AddSigningCredential for IdentityServer4
Solution 1
Here is a gist that should help for Ids4 with asp.net core 2.x.
It contains an RsaKeyService
class that can be injected into the service provider like:
var rsa = new RsaKeyService(Environment, TimeSpan.FromDays(30));
services.AddTransient<RsaKeyService>(provider => rsa);
This makes sure, that an RSA key is used for 30 days at most, before a new one is re-generated.
To use the key, you can call rsa.GetKey()

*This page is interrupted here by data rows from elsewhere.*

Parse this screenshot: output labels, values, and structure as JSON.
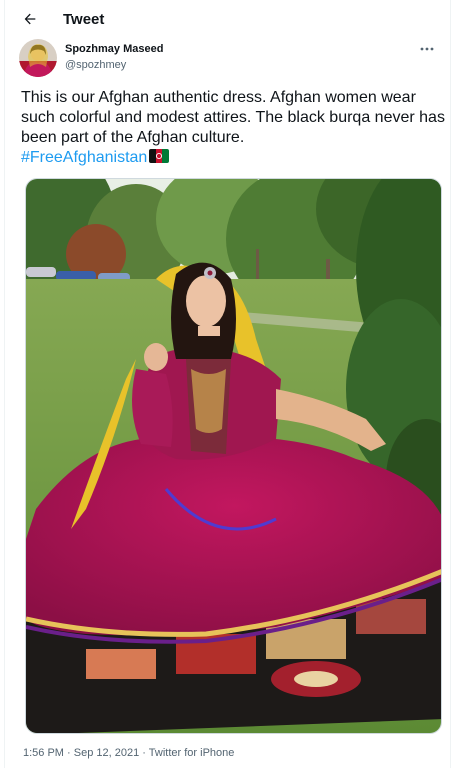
{
  "header": {
    "title": "Tweet",
    "back_icon": "arrow-left-icon"
  },
  "author": {
    "display_name": "Spozhmay Maseed",
    "handle": "@spozhmey",
    "more_icon": "ellipsis-icon"
  },
  "tweet": {
    "text": "This is our Afghan authentic dress. Afghan women wear such colorful and modest attires. The black burqa never has been part of the Afghan culture.",
    "hashtag": "#FreeAfghanistan",
    "emoji": "afghanistan-flag-icon"
  },
  "meta": {
    "time": "1:56 PM",
    "separator1": " · ",
    "date": "Sep 12, 2021",
    "separator2": " · ",
    "source": "Twitter for iPhone"
  },
  "colors": {
    "accent": "#1d9bf0",
    "muted": "#536471",
    "text": "#0f1419"
  }
}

, and to register as a signing credential, use:
builder.AddSigningCredential(rsa.GetKey());
Solution 2
Here is a simple way of using the X509 self-signed certificate.

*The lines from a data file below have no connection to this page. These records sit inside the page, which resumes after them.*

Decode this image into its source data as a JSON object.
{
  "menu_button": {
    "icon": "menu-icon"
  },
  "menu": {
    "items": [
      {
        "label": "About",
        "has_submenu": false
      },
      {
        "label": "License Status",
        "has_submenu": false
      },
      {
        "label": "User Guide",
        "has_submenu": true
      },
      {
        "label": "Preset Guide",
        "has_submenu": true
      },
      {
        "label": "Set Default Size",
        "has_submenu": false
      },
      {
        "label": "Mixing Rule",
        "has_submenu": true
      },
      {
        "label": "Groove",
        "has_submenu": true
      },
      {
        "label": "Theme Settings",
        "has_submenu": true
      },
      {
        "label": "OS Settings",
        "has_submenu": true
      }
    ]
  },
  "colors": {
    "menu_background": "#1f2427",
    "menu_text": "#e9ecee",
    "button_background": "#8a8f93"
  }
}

One way to use a self-signed certificate to use for token signing with IdentityServer4 is to store the certificate with the application under the 'wwwroot' folder.
public void ConfigureServices(IServiceCollection services)
{
.....other code .....
var fileName = Path.Combine(env.WebRootPath, "YOUR_FileName" );
if (!File.Exists(fileName))
{
throw new FileNotFoundException("Signing Certificate is missing!");
}
var cert = new X509Certificate2(fileName, "Your_PassPhrase" );
services.AddIdentityServer().AddSigningCredential(cert)
...other code.....
}
Solution 3
I don't see anything persistent being loaded here so I'd have to say no, this is not suitable. I provided an example of loading a certificate here:
How we can replace AddDeveloperSigningCredential on AWS Serverless Lambda environment?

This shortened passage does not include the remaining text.